Trauma and hemorrhagic shock trigger mobilization of hematopoietic progenitor cells (HPC) from bone marrow to peripheral blood. Hepatocyte growth factor (HGF), tyrosine-protein kinase Met (c-Met), matrix metallopeptidase 9 (MMP-9), and corticosterone regulate this mobilization process. We hypothesized that beta-blockade with propranolol and sympathetic outflow inhibition with clonidine following trauma and chronic stress would decrease hematopoietic progenitor cell mobilization.
Sprague-Dawley rats were randomized to undergo three models of injury and stress: lung contusion, LC plus hemorrhagic shock (LCHS), or LCHS plus chronic restraint stress for 2 h daily (LCHS/CS). Propranolol and clonidine were administered by daily intraperitoneal injection until sacrifice on day seven. Bone marrow HGF, c-Met, and MMP-9 were measured by real-time PCR. Plasma corticosterone was measured by ELISA. Percentage HPC in peripheral blood was measured by flow cytometry.

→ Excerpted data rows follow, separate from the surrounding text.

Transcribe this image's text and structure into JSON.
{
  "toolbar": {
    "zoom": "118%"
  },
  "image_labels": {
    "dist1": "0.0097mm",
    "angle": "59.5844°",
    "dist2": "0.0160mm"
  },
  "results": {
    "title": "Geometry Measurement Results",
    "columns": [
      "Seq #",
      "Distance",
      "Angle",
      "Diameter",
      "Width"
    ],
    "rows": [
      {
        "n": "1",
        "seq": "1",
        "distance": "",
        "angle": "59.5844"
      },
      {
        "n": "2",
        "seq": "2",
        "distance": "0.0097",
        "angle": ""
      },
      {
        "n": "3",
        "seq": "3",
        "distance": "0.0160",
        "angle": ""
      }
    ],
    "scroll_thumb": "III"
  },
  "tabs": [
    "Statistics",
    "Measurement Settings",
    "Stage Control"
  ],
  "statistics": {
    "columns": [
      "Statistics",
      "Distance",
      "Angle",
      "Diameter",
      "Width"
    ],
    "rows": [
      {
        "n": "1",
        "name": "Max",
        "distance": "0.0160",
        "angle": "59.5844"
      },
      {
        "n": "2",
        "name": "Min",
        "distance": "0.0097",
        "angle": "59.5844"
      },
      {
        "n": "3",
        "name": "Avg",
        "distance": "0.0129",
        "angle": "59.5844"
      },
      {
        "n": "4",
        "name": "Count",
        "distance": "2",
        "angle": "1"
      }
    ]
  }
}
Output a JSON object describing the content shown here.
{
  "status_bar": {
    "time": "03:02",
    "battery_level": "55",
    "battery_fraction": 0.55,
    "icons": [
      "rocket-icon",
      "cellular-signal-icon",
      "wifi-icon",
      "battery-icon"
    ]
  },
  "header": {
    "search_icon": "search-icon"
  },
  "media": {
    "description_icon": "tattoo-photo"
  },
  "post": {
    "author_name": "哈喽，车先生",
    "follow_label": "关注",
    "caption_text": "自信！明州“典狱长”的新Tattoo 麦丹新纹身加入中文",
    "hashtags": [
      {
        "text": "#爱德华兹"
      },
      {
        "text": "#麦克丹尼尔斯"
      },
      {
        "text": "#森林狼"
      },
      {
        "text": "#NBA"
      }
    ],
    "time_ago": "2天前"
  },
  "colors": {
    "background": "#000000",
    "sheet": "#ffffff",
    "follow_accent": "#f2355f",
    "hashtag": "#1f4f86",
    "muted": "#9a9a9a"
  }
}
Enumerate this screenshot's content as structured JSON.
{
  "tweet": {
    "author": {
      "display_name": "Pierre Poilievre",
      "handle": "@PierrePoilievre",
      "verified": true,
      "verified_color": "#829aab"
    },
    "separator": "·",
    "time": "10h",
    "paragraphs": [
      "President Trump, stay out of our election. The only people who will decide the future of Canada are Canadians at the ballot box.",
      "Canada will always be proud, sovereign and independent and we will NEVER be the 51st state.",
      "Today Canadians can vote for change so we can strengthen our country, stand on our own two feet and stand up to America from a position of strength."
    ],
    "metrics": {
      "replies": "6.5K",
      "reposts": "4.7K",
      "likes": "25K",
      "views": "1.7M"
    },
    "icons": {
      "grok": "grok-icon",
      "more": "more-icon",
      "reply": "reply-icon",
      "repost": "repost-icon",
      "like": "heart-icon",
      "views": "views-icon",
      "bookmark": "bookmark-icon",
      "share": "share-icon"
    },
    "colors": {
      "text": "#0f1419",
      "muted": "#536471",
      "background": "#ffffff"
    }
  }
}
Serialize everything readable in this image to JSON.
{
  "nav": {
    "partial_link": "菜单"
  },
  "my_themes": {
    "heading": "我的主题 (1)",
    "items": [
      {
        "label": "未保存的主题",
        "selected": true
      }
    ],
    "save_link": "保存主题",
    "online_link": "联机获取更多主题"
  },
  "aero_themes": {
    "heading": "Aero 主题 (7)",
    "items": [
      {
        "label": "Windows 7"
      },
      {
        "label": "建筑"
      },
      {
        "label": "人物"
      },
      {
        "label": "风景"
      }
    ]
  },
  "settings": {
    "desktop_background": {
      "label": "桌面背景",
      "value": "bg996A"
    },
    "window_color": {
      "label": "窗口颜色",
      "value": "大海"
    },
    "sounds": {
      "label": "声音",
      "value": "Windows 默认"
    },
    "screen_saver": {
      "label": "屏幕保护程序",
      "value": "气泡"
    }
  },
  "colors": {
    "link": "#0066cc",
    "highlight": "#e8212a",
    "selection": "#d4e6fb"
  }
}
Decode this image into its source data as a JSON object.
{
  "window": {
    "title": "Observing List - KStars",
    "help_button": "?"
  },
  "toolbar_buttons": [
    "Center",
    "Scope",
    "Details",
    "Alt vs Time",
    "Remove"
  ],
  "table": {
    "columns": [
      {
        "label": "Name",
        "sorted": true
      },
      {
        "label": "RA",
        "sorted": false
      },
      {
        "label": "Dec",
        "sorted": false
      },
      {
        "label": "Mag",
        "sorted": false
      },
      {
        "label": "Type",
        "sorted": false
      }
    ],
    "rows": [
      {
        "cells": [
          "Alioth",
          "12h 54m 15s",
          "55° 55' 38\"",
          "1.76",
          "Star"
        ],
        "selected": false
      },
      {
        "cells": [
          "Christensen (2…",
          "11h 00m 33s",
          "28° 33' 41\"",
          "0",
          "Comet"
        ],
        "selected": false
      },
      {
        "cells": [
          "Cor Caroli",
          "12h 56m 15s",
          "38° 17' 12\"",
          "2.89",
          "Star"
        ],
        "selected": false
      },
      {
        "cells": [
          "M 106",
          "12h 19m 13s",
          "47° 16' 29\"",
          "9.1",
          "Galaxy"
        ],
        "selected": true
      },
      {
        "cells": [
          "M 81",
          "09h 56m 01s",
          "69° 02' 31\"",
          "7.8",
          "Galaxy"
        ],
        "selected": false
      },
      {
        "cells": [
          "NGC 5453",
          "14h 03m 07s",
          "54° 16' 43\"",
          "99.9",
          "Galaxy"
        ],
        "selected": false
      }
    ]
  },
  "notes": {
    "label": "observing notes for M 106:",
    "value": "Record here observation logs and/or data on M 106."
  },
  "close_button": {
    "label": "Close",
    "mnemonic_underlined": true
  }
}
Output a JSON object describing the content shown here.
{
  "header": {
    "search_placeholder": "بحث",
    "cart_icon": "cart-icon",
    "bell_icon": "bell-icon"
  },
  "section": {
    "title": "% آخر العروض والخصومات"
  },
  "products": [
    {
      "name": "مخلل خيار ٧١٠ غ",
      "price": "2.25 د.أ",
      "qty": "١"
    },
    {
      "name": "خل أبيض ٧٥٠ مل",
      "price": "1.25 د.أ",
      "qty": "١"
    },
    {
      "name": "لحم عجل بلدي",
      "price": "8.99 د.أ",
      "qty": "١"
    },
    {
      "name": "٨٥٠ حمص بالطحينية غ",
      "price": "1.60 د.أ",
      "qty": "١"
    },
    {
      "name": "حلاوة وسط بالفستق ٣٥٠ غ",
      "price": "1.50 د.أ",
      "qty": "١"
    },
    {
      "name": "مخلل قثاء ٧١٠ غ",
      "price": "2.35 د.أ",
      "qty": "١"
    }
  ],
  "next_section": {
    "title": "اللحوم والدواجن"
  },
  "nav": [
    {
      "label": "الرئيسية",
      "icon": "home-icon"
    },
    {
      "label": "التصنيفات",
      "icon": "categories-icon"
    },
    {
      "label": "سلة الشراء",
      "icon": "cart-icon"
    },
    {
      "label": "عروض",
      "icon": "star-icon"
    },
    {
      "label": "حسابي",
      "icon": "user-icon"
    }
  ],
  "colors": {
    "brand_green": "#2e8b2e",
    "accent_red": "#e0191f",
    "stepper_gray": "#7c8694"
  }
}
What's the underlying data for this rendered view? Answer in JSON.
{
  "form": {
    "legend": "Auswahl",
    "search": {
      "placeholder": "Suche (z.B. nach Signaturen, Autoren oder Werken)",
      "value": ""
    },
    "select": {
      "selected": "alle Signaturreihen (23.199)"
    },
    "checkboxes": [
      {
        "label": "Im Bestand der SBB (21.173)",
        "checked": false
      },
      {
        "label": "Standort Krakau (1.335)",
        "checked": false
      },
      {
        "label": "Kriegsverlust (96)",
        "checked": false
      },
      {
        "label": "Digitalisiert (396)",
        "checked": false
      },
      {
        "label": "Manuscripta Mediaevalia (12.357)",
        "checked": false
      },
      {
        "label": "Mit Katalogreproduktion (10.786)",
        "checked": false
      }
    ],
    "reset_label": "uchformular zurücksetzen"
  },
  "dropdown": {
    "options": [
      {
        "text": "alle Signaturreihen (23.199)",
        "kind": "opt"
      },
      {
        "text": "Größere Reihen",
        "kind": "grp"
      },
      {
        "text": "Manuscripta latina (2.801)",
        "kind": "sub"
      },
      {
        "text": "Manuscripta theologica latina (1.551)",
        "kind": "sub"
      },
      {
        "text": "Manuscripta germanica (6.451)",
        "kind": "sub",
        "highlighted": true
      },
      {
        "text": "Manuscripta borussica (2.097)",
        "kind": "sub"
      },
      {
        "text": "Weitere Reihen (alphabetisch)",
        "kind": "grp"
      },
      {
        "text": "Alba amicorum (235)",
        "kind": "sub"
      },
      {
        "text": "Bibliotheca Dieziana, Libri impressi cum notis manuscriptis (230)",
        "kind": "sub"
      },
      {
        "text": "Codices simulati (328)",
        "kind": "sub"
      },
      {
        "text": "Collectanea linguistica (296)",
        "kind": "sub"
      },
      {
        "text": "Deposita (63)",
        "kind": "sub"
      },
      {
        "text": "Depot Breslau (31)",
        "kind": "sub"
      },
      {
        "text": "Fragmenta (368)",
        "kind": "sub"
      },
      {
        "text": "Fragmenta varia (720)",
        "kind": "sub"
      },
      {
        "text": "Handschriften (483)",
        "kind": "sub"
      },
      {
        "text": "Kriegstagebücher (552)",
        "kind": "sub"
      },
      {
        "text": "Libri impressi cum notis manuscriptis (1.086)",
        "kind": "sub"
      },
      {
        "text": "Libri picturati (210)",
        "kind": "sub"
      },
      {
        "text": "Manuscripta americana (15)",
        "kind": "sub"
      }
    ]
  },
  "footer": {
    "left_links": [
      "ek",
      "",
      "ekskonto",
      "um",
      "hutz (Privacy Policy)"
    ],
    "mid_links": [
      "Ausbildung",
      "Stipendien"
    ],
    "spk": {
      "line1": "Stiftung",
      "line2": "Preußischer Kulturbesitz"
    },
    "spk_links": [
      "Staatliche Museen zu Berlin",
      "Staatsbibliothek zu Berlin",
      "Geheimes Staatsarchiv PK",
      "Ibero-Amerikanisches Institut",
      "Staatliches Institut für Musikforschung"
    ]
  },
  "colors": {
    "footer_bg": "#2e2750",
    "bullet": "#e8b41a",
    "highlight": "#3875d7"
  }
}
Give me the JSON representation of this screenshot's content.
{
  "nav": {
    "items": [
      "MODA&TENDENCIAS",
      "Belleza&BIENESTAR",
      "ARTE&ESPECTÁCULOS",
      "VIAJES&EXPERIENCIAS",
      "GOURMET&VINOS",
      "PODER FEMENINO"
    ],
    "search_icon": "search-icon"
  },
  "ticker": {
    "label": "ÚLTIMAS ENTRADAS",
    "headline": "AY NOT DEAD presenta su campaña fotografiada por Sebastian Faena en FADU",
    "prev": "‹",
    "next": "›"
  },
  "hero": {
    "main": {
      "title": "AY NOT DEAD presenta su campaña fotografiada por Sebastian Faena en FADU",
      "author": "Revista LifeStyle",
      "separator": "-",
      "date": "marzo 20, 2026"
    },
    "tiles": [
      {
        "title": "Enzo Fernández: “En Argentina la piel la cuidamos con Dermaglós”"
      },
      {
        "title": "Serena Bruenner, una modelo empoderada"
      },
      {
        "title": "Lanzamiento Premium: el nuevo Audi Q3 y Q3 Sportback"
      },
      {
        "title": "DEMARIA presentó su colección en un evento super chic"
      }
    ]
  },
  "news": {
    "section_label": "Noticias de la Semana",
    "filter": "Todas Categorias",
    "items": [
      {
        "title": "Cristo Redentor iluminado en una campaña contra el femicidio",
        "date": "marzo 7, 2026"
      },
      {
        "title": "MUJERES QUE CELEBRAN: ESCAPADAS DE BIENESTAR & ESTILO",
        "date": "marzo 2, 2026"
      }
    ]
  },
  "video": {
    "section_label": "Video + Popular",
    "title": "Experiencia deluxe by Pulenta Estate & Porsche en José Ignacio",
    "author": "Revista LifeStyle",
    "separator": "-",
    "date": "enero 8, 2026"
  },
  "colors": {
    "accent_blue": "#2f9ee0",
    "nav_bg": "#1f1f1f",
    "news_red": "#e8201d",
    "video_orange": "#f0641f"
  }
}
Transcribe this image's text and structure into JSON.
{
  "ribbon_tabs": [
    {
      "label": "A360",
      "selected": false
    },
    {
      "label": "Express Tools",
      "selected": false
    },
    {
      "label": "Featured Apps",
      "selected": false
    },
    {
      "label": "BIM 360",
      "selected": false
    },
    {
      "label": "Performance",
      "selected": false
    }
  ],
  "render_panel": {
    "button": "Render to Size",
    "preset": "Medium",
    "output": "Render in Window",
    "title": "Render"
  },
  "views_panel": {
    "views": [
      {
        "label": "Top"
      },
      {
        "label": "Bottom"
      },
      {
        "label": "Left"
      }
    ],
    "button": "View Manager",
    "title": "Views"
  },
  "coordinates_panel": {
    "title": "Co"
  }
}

Propranolol and clonidine significantly decreased bone marrow MMP-9 expression, plasma corticosterone levels, and HPC mobilization, and significantly increased hemoglobin levels. HPC mobilization was greatest following LCHS/CS (5.4 ± 1.8) and was significantly decreased by propranolol (2.2 ± 0.9, P < 0.001) and clonidine (1.7 ± 0.5, P < 0.001). Hemoglobin (g/dL) was lowest following LCHS/CS (12.3 ± 1.2) and was significantly increased by propranolol (13.7 ± 0.4, P = 0.022) and clonidine (14.1 ± 1.1, P < 0.001).
Severe injury was associated with increased bone marrow HGF, c-Met, and MMP-9, circulating corticosterone, HPC mobilization, and persistent anemia. Attenuating the neuroendocrine response to injury and stress with propranolol and clonidine reduced MMP-9 expression, corticosterone levels, HPC mobilization, and the degree of anemia.